TODO: Improve this. For sure try to capture HTTP errors in more verbose logs to avoid excessive log generation if the error is for instance server raising 500 status code.

I guess to simplify this, we could just pass an instance of the exception here instead of the class and message? That would additionally also allow some exceptions which can/need to be instantiated with multiple arguments.

This should probably be of type ExecutionStatus?

My dynamic pipelines PR introduces running multiple steps in different threads, which doesn't work with this I think.

Can we somehow store the thread from which the heartbeat worker was started, and then interrupt that thread instead of the main one?

Yeah that is an important change, good point. interrupt_main will not work here, we will need to change the pattern a bit. Should I work my changes from your branch?

I'm wondering whether this RBAC check is even necessary, as running all of this will take quite some time (two calls to the DB, then a request to the RBAC service).

Is there any real harm in leaving this unprotected? I guess it would allow users potential access to the status of the step, which I'm not sure really is a concern.

True, we can probably do both authenication & authorization with pipeline tokens. Will discuss with @stefannica for directions.

Let me suggest an alternative: we could limit this endpoint to only be accessed by running pipelines.

Running pipelines (the containerized environment where the steps are running actually) use something called "a workload API token" which is only valid as long as the pipeline run itself is not yet finalized. These workload API tokens are tied to a particular pipeline run (or schedule, in case of scheduled pipelines). So we can also use their scope to limit the range of targets that they can update.

Some references:

• this is the code that verifies the pipeline scoped tokens (you can see some leeway is involved): https://github.com/zenml-io/zenml/blob/main/src/zenml/zen_server/auth.py#L406-L475
• same thing for the schedule-scoped tokens: https://github.com/zenml-io/zenml/blob/main/src/zenml/zen_server/auth.py#L363-L404

A sketch of how you can use this in your endpoint:

def update_heartbeat(
    step_run_id: UUID,
    auth_context: AuthContext = Security(authorize),
) -> StepHeartbeatResponse:

    ...
    if not auth_context.access_token or not auth_context.access_token.schedule_id and not auth_context.access_token.pipeline_run_id:
        raise AuthorizationException("Not authorized")

    if auth_context.access_token.pipeline_run_id:
        # optionally, check that the step ID is part of this run ID
    else: # if auth_context.access_token.schedule_id
        # optionally, check that the step ID is part of a run ID that was scheduled with this schedule

This will no longer rely on RBAC calls, but it might still flood the database with a lot of requests, so maybe you could also implement a mini-caching system like the ones used in the previous code references, to reduce its impact.

@stefannica That was my initial idea as well, but do we use those tokens also when running pipelines with service accounts? I thought at some point we used the API key directly when running scheduled pipelines, but I might be misremembering.
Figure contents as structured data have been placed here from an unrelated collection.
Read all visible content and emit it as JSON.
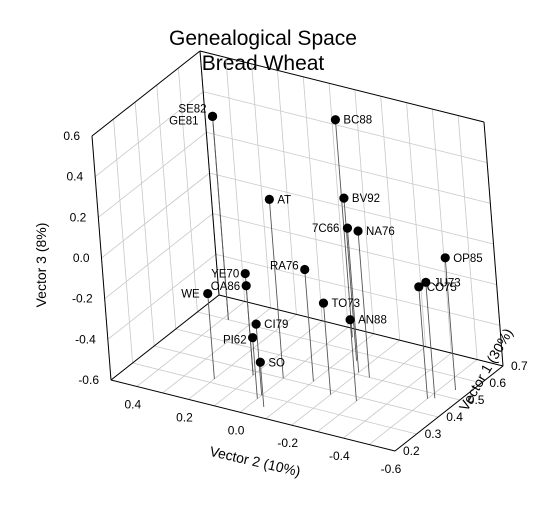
{
  "chart_data": {
    "type": "scatter3d",
    "title": [
      "Genealogical Space",
      "Bread Wheat"
    ],
    "xlabel": "Vector 2 (10%)",
    "ylabel": "Vector 1 (30%)",
    "zlabel": "Vector 3 (8%)",
    "x_ticks": [
      "0.4",
      "0.2",
      "0.0",
      "-0.2",
      "-0.4",
      "-0.6"
    ],
    "y_ticks": [
      "0.2",
      "0.3",
      "0.4",
      "0.5",
      "0.6",
      "0.7"
    ],
    "z_ticks": [
      "0.6",
      "0.4",
      "0.2",
      "0.0",
      "-0.2",
      "-0.4",
      "-0.6"
    ],
    "xlim": [
      0.5,
      -0.6
    ],
    "ylim": [
      0.2,
      0.7
    ],
    "zlim": [
      -0.6,
      0.6
    ],
    "grid": true,
    "points": [
      {
        "label": "SE82",
        "x": 0.38,
        "y": 0.6,
        "z": 0.4
      },
      {
        "label": "GE81",
        "x": 0.38,
        "y": 0.6,
        "z": 0.4
      },
      {
        "label": "AT",
        "x": 0.0,
        "y": 0.4,
        "z": 0.28
      },
      {
        "label": "BC88",
        "x": -0.05,
        "y": 0.66,
        "z": 0.47
      },
      {
        "label": "BV92",
        "x": -0.15,
        "y": 0.56,
        "z": 0.2
      },
      {
        "label": "7C66",
        "x": -0.2,
        "y": 0.51,
        "z": 0.11
      },
      {
        "label": "NA76",
        "x": -0.25,
        "y": 0.5,
        "z": 0.12
      },
      {
        "label": "OP85",
        "x": -0.55,
        "y": 0.54,
        "z": 0.05
      },
      {
        "label": "JU73",
        "x": -0.52,
        "y": 0.48,
        "z": -0.03
      },
      {
        "label": "CO75",
        "x": -0.5,
        "y": 0.47,
        "z": -0.05
      },
      {
        "label": "RA76",
        "x": -0.1,
        "y": 0.42,
        "z": -0.05
      },
      {
        "label": "YE70",
        "x": 0.1,
        "y": 0.38,
        "z": -0.1
      },
      {
        "label": "OA86",
        "x": 0.1,
        "y": 0.38,
        "z": -0.16
      },
      {
        "label": "TO73",
        "x": -0.2,
        "y": 0.38,
        "z": -0.15
      },
      {
        "label": "AN88",
        "x": -0.3,
        "y": 0.38,
        "z": -0.2
      },
      {
        "label": "WE",
        "x": 0.2,
        "y": 0.32,
        "z": -0.18
      },
      {
        "label": "CI79",
        "x": 0.0,
        "y": 0.3,
        "z": -0.25
      },
      {
        "label": "PI62",
        "x": 0.0,
        "y": 0.28,
        "z": -0.3
      },
      {
        "label": "SO",
        "x": -0.05,
        "y": 0.25,
        "z": -0.38
      }
    ]
  }
}
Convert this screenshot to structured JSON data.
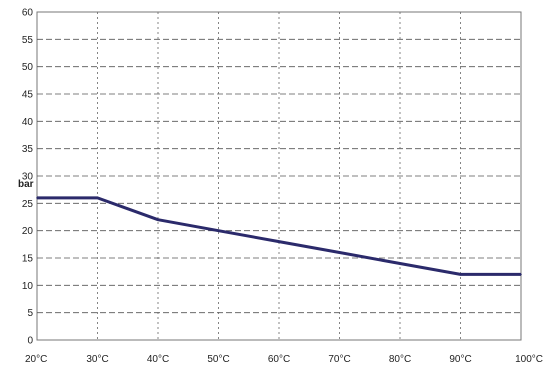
{
  "chart_data": {
    "type": "line",
    "title": "",
    "xlabel": "",
    "ylabel": "bar",
    "x_tick_labels": [
      "20°C",
      "30°C",
      "40°C",
      "50°C",
      "60°C",
      "70°C",
      "80°C",
      "90°C",
      "100°C"
    ],
    "y_tick_labels": [
      "0",
      "5",
      "10",
      "15",
      "20",
      "25",
      "30",
      "35",
      "40",
      "45",
      "50",
      "55",
      "60"
    ],
    "xlim": [
      20,
      100
    ],
    "ylim": [
      0,
      60
    ],
    "grid": true,
    "series": [
      {
        "color": "#2b2a6b",
        "points": [
          [
            20,
            26
          ],
          [
            30,
            26
          ],
          [
            40,
            22
          ],
          [
            50,
            20
          ],
          [
            60,
            18
          ],
          [
            70,
            16
          ],
          [
            80,
            14
          ],
          [
            90,
            12
          ],
          [
            100,
            12
          ]
        ]
      }
    ]
  }
}
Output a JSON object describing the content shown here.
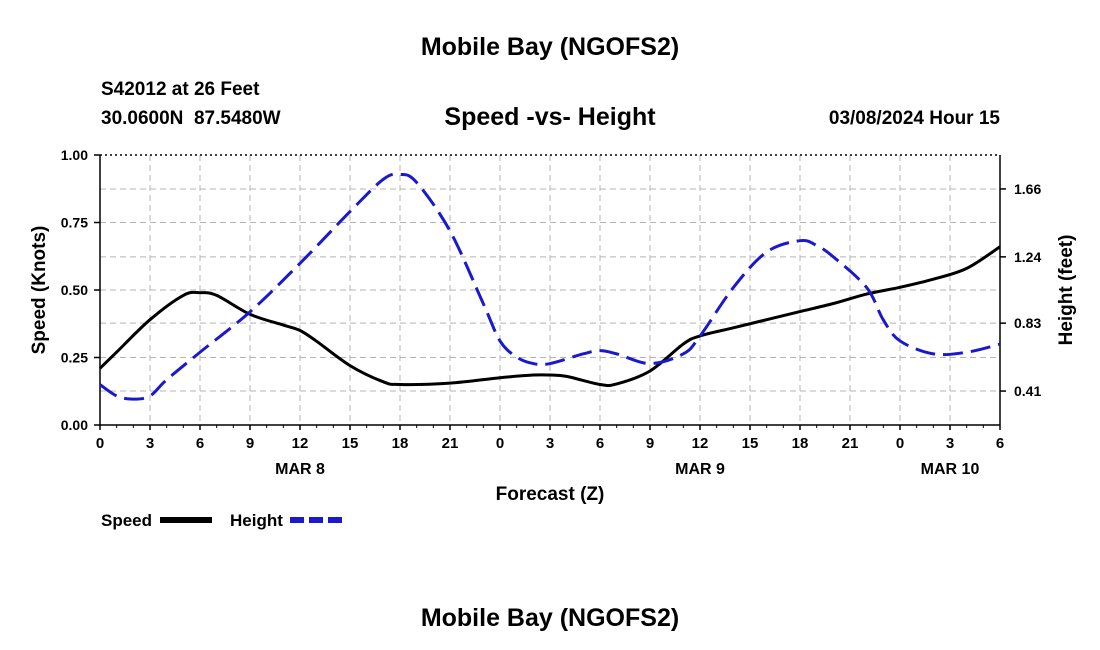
{
  "header": {
    "title_top": "Mobile Bay (NGOFS2)",
    "station": "S42012 at 26 Feet",
    "coords": "30.0600N  87.5480W",
    "subtitle": "Speed -vs- Height",
    "datetime": "03/08/2024 Hour 15",
    "title_bottom": "Mobile Bay (NGOFS2)"
  },
  "chart_data": {
    "type": "line",
    "title": "Speed -vs- Height",
    "xlabel": "Forecast (Z)",
    "ylabel_left": "Speed (Knots)",
    "ylabel_right": "Height (feet)",
    "x_unit": "hours from 00Z Mar 8",
    "xlim": [
      0,
      54
    ],
    "ylim_left": [
      0,
      1.0
    ],
    "ylim_right": [
      0.2,
      1.87
    ],
    "x_ticks": [
      0,
      3,
      6,
      9,
      12,
      15,
      18,
      21,
      24,
      27,
      30,
      33,
      36,
      39,
      42,
      45,
      48,
      51,
      54
    ],
    "x_tick_labels": [
      "0",
      "3",
      "6",
      "9",
      "12",
      "15",
      "18",
      "21",
      "0",
      "3",
      "6",
      "9",
      "12",
      "15",
      "18",
      "21",
      "0",
      "3",
      "6"
    ],
    "day_labels": [
      {
        "x": 12,
        "label": "MAR 8"
      },
      {
        "x": 36,
        "label": "MAR 9"
      },
      {
        "x": 51,
        "label": "MAR 10"
      }
    ],
    "y_left_ticks": [
      0,
      0.25,
      0.5,
      0.75,
      1.0
    ],
    "y_left_tick_labels": [
      "0.00",
      "0.25",
      "0.50",
      "0.75",
      "1.00"
    ],
    "y_right_ticks": [
      0.41,
      0.83,
      1.24,
      1.66
    ],
    "y_right_tick_labels": [
      "0.41",
      "0.83",
      "1.24",
      "1.66"
    ],
    "grid": true,
    "legend_position": "bottom-left",
    "series": [
      {
        "name": "Speed",
        "axis": "left",
        "color": "#000000",
        "dash": "solid",
        "x": [
          0,
          1,
          3,
          5,
          6,
          7,
          9,
          11,
          12,
          13,
          15,
          17,
          18,
          21,
          24,
          26,
          27,
          28,
          30,
          31,
          33,
          35,
          36,
          38,
          40,
          42,
          44,
          46,
          48,
          50,
          52,
          54
        ],
        "y": [
          0.21,
          0.27,
          0.39,
          0.48,
          0.49,
          0.48,
          0.41,
          0.37,
          0.35,
          0.31,
          0.22,
          0.16,
          0.15,
          0.155,
          0.175,
          0.185,
          0.185,
          0.18,
          0.15,
          0.152,
          0.2,
          0.3,
          0.33,
          0.36,
          0.39,
          0.42,
          0.45,
          0.485,
          0.51,
          0.54,
          0.58,
          0.66
        ]
      },
      {
        "name": "Height",
        "axis": "right",
        "color": "#1a1acc",
        "dash": "dashed",
        "x": [
          0,
          1,
          2,
          3,
          4,
          6,
          9,
          12,
          15,
          17,
          18,
          19,
          21,
          23,
          24,
          25,
          26,
          27,
          29,
          30,
          31,
          33,
          35,
          36,
          38,
          40,
          42,
          43,
          44,
          46,
          47,
          48,
          50,
          52,
          54
        ],
        "y": [
          0.45,
          0.38,
          0.36,
          0.38,
          0.48,
          0.65,
          0.9,
          1.2,
          1.52,
          1.72,
          1.75,
          1.7,
          1.4,
          0.95,
          0.72,
          0.62,
          0.58,
          0.58,
          0.64,
          0.66,
          0.64,
          0.58,
          0.64,
          0.75,
          1.05,
          1.27,
          1.34,
          1.31,
          1.24,
          1.05,
          0.85,
          0.72,
          0.64,
          0.65,
          0.7
        ]
      }
    ]
  }
}
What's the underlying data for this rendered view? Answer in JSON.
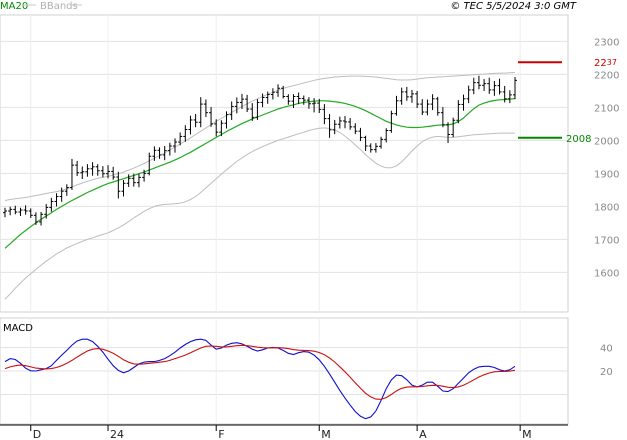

I know for sure though that there is a way to generate a generic unscoped token instead of a workload token when running a pipeline (by setting some token expiration env variable), so we'll have to think about how we handle this case.

@schustmi yes, even when running pipelines with service accounts, we generate workload API tokens scoped to the pipeline run or schedule. The only case where we use a generic unscoped token is if you set the ZENML_PIPELINE_API_TOKEN_EXPIRATION env variable. But this is a very obscure case, which I don't think we need to handle separately. In that case, we can just not run any RBAC like checks on this endpoint.

The problem is that this is a client-side env variable and I'm not sure we can recognize this case in the server endpoint that receives the heartbeat requests. It will just be a generic token that is not scoped to the run, and if we allow those to call the endpoint without any checks then everyone can do so, no?

Maybe instead of this we can check pipeline_run.schedule.id == ctx.access_token.schedule_id, to make sure the run is actually triggered by the schedule that the token is scoped to?

Nice, missed that. Yes, that's better 1 DB call shorter.

Just a question for clarification: If someone actually interrupts the python process with CTRL-C, that raises a KeyboardInterrupt in the main thread I assume?

It would be captured the same way and a misleading exception would appear I would think. But is that a scenario we need to worry about?

I guess I personally do it quite a lot which is why I thought about it, not sure how common/important it is though. I guess it's quite easy to solve though, so maybe we can account for it?

It could just be a boolean flag on the heartbeat worker that signals that it interrupted the main thread, and we can use that flag to decide whether to re-raise with the HeartbeatInterrupt exception or keep the original KeyboardInterrupt?

Yeap, that flag already exists in the heartbeat it is .is_terminated. Easy to do, will cover that as well.

I'm guessing you don't stop the worker here and instead rely on the server response for the thread to shut down automatically?

Wouldn't it be better to add an explicit stop once the user code finished executing?

Yeap makes sense to add it. Won't make much of a difference now but it is safer and more future-proof.